Dalam berbagai acara mereka, mereka mau mengajari masyarakat. Artinya, bila
media itu didirikan oleh suatu komunitas, maka media itu akan mengukuhkan
dominasi kultural dari masyarakat lapis atasnya sebagai pemegang hegemoni.
Siaran televisi jadi dianggap sebagai imposisi kebudayaan.
Ketika televisi nasional memroduksi
sinetron dengan ciri Jakarta-sentrisnya, maka seolah-olah Indonesia ini hanya
Jakarta saja. Walaupun lokasi pengambilan gambarnya di luar Jakarta, tetapi
aksen Jakarta tetap mendominasi tayangan tersebut.
Dalam sebuah sinetron ditampilkan
bagaimana seorang wanita Jawa dengan pakaian serta dialek khas jawanya merantau
ke Jakarta untuk mencari kerja. Ketika telah sampai di ibu kota, dan wanita
tersebut mulai berkenalan dengan masyarakat, banyak orang yang kemudian
menganggap wanita Jawa tersebut kuno, katro, ataupun ndeso.
Wanita itu sering diejek karena dianggap tidak modern.

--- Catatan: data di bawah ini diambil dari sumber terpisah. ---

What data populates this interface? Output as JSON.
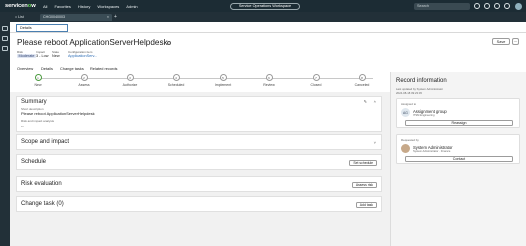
{
  "nav": {
    "logo_a": "servicen",
    "logo_o": "o",
    "logo_b": "w",
    "links": [
      "All",
      "Favorites",
      "History",
      "Workspaces",
      "Admin"
    ],
    "workspace": "Service Operations Workspace",
    "search_placeholder": "Search"
  },
  "tabs": {
    "list": "List",
    "record": "CHG0040003"
  },
  "details_field": "Details",
  "record": {
    "title": "Please reboot ApplicationServerHelpdesk",
    "save_label": "Save",
    "more_label": "⋯",
    "meta": [
      {
        "label": "Risk",
        "value": "Moderate"
      },
      {
        "label": "Impact",
        "value": "3 - Low"
      },
      {
        "label": "State",
        "value": "New"
      },
      {
        "label": "Configuration item",
        "value": "ApplicationServ..."
      }
    ],
    "subtabs": [
      "Overview",
      "Details",
      "Change tasks",
      "Related records"
    ]
  },
  "stages": [
    {
      "num": "1",
      "label": "New"
    },
    {
      "num": "2",
      "label": "Assess"
    },
    {
      "num": "3",
      "label": "Authorize"
    },
    {
      "num": "4",
      "label": "Scheduled"
    },
    {
      "num": "5",
      "label": "Implement"
    },
    {
      "num": "6",
      "label": "Review"
    },
    {
      "num": "7",
      "label": "Closed"
    },
    {
      "num": "8",
      "label": "Canceled"
    }
  ],
  "summary": {
    "title": "Summary",
    "short_desc_label": "Short description",
    "short_desc": "Please reboot ApplicationServerHelpdesk",
    "risk_label": "Risk and impact analysis",
    "risk_value": "--"
  },
  "sections": {
    "scope": "Scope and impact",
    "schedule": "Schedule",
    "schedule_btn": "Set schedule",
    "risk": "Risk evaluation",
    "risk_btn": "Assess risk",
    "change_task": "Change task (0)",
    "change_task_btn": "Add task"
  },
  "side": {
    "title": "Record information",
    "updated": "Last updated by System Administrator",
    "updated_date": "2024-08-18 09:23:45",
    "assigned_label": "Assigned to",
    "group_initials": "AG",
    "group_name": "Assignment group",
    "group_sub": "ITSM Engineering",
    "reassign": "Reassign",
    "requested_label": "Requested by",
    "requester_name": "System Administrator",
    "requester_sub": "System Administrator · Finance",
    "contact": "Contact"
  }
}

Ketika dia melamar pekerjaan
keberbagai perusahaan, semua perusahaan tersebut menolaknya dengan alasan
wanita tersebut tidak sesuai kriteria yang dicari. Setelah bersusah payah
mencari, akhirnya wanita ini mendapatkan pekerjaan juga sebagai clening
servis di salah satu hotel. Tapi ternyata setelah mendapat pekerjaan pun,
ejekan tidak berhenti menerpanya, justru datang dari temannya sendiri yang
berkerja di tempat yang sama. Lambat laun wanita tersebut putus asa dan
memutuskan ingin pulang kampung saja. Tiba-tiba datanglah seorang pria, bos
wanita itu, menawarkan bantuan. Dan dengan berbagai pertimbangan akhirnya
wanita tersebut menerima tawaran pria tadi.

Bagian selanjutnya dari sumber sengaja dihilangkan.